That does not appear to address RTP, as the definition provided in the link is -
Rewrites contact IP and port
The “contact” header addresses SIP only. For RTP it is the “connection” header. This is why the setting “NAT tab: Entered external IP/Port, checked Use IP address in SDP” is there along with the local subnet so that when the UCM sees a local IP making a request the UCM responds with a connection and contact header indicating its local IP. If it sees the request from a non-local IP, it will respond with its public IP in both the connection and contact header.
Digging a little deeper, you will see that -
- Rewrites contact IP and port to that of the NAT device by looking at IP address:port info from the packets reaching FreeSWITCH.
- Forces REGISTER expiry to 30 seconds. (Unless sip-force-expires is set)
This is similar to the way Asterisk tries to deal with NAT traversal."
Basically, all the tools are already there to handle the NAT in the UCM to include RTP which the Freeswith tool does not.
Next, the FS tool does not address how the device is to know its public IP. The tool basically says ignore the connection and contact header info IN THE SIP message and instead respond to the source IP and ports as seen at the UCM NIC interface. The UCM must still respond and it will need to tell the remote device what IP and port to use and if the device is non-local it must indicate the public IP. For those that do not have a static IP nor a DDNS FQDN, then STUN is the method used. The same is true as to why GS had you put STUN in the phones. Its a 2 way street as both the PBX and remote device must know and advise as to how the other end is to communicate reliably back.
In the settings on the phone, they should have also had you enable SIP options with a frequency of 30 seconds. As I suspect that you are not port forwarding at the remote end, this will cause a pinhole so that any calls coming into the phone will still be received. I do not know what the register period is, but 30 seconds is too small a period in my opinion; hence why the options request in the SIP settings.
Finally, no the 1 setting in the TOS RTP-Keep alive is not to create a pinhole. This setting is only active during an active SDP session. It is meant to send a packet in order to avoid an RTP timeout.
This is typically used when a call has been placed on hold. The remote side is sending music or whatever, but the other end is usually quite so nothing is being sent. If there are no RTP packets sent, then the other side may have a RTP timeout enabled (the UCM also has one) that will assume that the other end has gone off-line and kill the call when the timer fires. BTW the 1 setting is far too short and is sending extraneous traffic for no good reason. 20 -30 seconds is typically a reasonable period.

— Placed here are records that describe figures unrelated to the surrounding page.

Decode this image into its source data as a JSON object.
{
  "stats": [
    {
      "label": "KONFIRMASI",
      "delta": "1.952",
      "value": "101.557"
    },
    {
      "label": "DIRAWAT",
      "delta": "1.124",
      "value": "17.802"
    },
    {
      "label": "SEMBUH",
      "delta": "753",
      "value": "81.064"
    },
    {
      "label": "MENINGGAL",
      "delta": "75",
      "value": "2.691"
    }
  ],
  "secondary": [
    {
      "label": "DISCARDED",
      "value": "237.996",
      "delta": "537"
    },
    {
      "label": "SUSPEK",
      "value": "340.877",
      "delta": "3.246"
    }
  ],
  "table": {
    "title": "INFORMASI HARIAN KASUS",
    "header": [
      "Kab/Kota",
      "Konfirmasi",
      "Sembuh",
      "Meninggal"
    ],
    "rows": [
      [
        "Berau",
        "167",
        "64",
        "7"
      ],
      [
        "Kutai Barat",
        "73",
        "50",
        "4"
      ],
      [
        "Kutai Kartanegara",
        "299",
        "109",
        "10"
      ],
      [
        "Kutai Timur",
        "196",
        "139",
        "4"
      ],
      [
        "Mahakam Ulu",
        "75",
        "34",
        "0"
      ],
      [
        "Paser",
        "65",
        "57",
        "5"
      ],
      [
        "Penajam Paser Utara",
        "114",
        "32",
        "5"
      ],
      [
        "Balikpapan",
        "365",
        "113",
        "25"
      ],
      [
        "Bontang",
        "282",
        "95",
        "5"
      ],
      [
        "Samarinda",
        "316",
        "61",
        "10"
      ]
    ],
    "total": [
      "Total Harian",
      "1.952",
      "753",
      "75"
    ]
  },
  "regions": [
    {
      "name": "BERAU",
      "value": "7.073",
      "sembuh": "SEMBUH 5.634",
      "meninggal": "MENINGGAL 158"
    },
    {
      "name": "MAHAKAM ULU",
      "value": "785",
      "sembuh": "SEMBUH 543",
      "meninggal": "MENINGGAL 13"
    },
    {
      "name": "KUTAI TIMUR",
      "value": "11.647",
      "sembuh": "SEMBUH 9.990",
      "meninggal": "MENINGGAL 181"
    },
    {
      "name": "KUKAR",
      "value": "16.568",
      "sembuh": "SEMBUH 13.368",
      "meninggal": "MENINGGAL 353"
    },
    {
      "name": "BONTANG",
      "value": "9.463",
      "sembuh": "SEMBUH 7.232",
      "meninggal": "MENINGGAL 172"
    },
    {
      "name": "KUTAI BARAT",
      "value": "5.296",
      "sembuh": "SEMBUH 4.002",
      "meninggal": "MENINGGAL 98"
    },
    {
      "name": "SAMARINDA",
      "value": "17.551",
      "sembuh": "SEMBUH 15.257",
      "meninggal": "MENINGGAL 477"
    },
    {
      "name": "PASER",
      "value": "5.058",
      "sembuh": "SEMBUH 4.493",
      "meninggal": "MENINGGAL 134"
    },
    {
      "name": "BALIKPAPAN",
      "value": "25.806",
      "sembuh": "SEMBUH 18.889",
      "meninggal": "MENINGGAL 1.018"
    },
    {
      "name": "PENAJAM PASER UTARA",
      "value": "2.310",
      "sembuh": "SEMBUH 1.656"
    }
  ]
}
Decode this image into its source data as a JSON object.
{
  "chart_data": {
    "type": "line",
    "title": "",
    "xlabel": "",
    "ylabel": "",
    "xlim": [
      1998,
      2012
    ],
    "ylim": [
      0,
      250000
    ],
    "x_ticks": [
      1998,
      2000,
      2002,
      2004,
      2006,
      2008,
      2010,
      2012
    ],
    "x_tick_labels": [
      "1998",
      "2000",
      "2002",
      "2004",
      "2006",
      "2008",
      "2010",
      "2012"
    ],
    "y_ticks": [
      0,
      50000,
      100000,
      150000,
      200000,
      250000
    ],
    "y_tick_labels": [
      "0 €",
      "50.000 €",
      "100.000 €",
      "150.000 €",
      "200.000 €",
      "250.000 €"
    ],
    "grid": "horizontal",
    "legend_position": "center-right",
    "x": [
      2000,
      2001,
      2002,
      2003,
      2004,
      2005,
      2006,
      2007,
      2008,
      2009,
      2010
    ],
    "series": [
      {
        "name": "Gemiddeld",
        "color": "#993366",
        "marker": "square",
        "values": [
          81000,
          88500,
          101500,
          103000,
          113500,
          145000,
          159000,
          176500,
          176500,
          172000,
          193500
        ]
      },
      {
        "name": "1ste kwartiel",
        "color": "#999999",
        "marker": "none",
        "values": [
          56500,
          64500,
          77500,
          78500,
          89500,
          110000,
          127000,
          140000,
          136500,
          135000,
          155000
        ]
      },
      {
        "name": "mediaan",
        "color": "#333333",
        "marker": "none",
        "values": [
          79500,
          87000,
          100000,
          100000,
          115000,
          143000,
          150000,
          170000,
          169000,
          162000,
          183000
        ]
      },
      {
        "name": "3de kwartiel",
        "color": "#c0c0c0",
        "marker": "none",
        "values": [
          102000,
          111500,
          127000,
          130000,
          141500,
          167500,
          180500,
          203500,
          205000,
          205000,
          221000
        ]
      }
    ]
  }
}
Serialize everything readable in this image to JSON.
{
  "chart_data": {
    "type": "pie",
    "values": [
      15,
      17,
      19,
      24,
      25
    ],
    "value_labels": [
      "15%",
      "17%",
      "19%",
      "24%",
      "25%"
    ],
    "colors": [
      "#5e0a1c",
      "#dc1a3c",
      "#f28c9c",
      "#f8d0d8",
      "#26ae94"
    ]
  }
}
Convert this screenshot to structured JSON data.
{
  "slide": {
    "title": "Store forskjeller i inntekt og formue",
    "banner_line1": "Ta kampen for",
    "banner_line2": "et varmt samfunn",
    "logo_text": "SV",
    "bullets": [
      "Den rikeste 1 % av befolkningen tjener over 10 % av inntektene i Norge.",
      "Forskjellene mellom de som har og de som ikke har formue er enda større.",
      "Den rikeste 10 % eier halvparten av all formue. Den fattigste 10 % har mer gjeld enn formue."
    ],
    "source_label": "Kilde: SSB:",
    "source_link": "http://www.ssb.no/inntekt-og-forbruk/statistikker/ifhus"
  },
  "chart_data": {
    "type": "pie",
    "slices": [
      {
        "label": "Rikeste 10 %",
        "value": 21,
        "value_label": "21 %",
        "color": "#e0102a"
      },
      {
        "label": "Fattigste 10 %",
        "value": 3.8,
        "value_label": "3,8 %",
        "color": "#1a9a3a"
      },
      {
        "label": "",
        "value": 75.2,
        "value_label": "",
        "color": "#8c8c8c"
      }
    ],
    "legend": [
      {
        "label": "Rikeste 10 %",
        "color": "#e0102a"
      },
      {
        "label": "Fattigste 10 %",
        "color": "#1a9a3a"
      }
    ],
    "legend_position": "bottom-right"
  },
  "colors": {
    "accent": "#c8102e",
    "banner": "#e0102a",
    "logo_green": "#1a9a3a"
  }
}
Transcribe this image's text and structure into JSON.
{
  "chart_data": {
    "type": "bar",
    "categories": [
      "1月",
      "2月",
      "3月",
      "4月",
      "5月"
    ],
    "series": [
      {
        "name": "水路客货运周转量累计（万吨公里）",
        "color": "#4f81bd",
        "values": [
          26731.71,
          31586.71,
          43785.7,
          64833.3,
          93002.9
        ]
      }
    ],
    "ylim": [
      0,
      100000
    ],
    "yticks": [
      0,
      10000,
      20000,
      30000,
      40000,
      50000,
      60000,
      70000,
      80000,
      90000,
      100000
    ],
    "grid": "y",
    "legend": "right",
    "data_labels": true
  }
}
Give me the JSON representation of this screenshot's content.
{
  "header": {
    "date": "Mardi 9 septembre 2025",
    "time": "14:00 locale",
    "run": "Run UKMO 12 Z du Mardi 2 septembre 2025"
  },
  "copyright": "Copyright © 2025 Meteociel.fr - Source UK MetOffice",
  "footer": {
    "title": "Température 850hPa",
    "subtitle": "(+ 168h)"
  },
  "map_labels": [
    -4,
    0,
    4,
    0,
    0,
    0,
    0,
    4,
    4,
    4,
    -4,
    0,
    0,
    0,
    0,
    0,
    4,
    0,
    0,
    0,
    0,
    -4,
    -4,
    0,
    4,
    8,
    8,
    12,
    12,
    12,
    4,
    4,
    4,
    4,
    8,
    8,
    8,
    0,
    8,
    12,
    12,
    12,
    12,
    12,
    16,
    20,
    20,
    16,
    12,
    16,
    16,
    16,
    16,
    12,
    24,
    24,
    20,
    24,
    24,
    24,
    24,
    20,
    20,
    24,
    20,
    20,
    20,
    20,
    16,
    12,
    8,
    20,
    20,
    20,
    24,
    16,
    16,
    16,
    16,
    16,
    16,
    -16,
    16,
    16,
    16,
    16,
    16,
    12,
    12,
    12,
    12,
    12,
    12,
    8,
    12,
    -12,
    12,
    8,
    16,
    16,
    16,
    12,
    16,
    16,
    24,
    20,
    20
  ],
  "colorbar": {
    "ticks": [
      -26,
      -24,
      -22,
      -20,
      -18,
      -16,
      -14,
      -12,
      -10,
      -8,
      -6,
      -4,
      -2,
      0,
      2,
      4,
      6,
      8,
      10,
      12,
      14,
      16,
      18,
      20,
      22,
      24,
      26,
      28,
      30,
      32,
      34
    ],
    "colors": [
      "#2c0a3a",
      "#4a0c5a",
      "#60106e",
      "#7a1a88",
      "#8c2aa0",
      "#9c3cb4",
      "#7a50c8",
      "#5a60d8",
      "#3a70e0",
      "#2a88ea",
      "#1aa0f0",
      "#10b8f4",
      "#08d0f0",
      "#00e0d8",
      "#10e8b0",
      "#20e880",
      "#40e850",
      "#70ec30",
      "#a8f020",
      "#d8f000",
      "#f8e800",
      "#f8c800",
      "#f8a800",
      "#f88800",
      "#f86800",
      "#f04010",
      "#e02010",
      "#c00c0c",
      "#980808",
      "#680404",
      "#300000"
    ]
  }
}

There is no point in sending a packet on a RTP port for a pinhole. As the UCM is set with a default RTP range of 10000-20000 and it does not know which port the next call will use until such time as the call is being established, it would have to send a packet out each of the 10001 ports. When the SDP in an INVITE or 200OK is seen, it will then know the ports to use and will bind to same at that time, not before. You can hover your cursor over the setting description to get more detail of what the setting does (in some cases). You will see that it is only active during a session which is only established during a call.